Persona 5 Royal gives the game the Persona 4 Golden treatment, adding a bevy of new content, features, adjustments, and characters. It’s the definitive version of the game, making the original release obsolete. Despite Persona 5 being our game of the year for 2017, it did have some minor issues, most of which Persona 5 Royal addresses.
I’ve spent around 35 hours with Royal so far, and the experience has been just as engrossing as my original playthrough. So many little touches have been added that smooth out some of the more tedious aspects of the game. It’s easier to level confidants, Morgana doesn’t screech at you to go to bed as much, and you don’t always feel like you’re racing the clock to get everything done. If you haven’t played Persona 5 before, just stop reading this and grab Persona 5 Royal as soon as possible. It’s essentially the GOTY edition and includes everything you need to enjoy the game, including (for the West) all the DLC from the original.

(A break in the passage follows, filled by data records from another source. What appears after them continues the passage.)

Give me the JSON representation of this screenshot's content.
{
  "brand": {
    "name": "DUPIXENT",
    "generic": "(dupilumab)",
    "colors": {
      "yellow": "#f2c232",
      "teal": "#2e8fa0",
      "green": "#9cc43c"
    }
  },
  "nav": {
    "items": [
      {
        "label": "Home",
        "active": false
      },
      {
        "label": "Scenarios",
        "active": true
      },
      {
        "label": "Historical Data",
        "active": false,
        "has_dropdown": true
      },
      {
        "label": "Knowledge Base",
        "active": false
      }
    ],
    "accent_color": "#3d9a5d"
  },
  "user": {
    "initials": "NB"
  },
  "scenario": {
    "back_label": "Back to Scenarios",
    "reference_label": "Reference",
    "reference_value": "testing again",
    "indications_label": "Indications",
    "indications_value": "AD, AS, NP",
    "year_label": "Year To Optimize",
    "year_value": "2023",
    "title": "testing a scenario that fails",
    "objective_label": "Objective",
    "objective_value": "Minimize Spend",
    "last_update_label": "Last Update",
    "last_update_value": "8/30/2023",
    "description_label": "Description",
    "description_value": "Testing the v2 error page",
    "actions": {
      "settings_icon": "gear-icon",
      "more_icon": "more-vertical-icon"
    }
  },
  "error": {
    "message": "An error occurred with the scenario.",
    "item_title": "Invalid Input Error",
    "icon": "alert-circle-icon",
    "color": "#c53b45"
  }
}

For those that have played Persona 5, the differences in Persona 5 Royal may not be readily apparent. Starting out, things are a bit subtle. There are the excellent quality of life changes above, but the actual new content doesn’t really hit until later on. The big draw for Royal is Kasumi, a new confidant and later a new party member. With her also comes a new school semester and another palace. She starts making her way into the story shortly after the game begins, but even at 35 hours in, I haven’t seen a ton of her.
Dungeons have also received a redesign. For the main dungeons, palaces, you get a new grappling hook, which adds some verticality to your explorations. The layouts of palaces have been updated to take advantage of this. You can also get through palaces a bit quicker in general, which leaves you more free time to work on your skills, confidants, or hit up Mementos.
Mementos has gotten some new additions as well. Jose, a new NPC, will trade you valuable items for flowers you collect during your time in the dungeon. You can also collect stamps and bring them to Jose. Using these stamps as currency, you can add permanent bonuses to Mementos that give more XP, more money, or more item drops. This makes the time you spend in Mementos feel more worthwhile and less grindy.
As much as I’m enjoying my time with Persona 5 Royal, the new material feels very DLC. That is to say, I feel like owners of the original Persona 5 got snubbed by having to pay full price for a game that is probably 80-85% the same. This is especially true since the majority of the new content is set in the third semester, which is after the ending of the original. It would have been great if Persona 5 owners could have gotten a $20 DLC pack containing the new content from Royal. Additionally, it seems like many of the quality of life changes, like improved graphics and better fast travel, could have been added to the original via a free update.
At the same time. Persona 5 is a fantastic game, so I can’t really complain too much about the $60 price tag for Persona 5 Royal. The base game was easily 100 hours of quality gameplay, and the new content in Royal looks like it’ll add an addition 25-30 hours on top of that. Besides pricing, the one nitpick I do have is that you can’t import your Persona 5 save game into Royal. That would have been a great feature for those who just wanted to experience the third semester. However, I can see how there would be issues since Kasumi is interwoven throughout the game.
I’ve only touched on the new additions Persona 5 Royal brings. There’s new music, items, Personas, a third form for each character’s Persona, additional endings, more scenes with confidants, more holidays, and a ton more. The biggest issue with a lot of this is that it’s subtle, so it sometimes seems like you’re getting less new content than you really are. However, if you were to play the original and Royal side-by-side, it’d become apparent just how much has been added or tweaked to make the game even better.
I’m looking forward to finishing my playthrough of Persona 5 Royal. I’m sure I’ve got about 100 more hours ahead of me, but we’ll have a full review of the game live before Persona 5 Royal launches on March 31.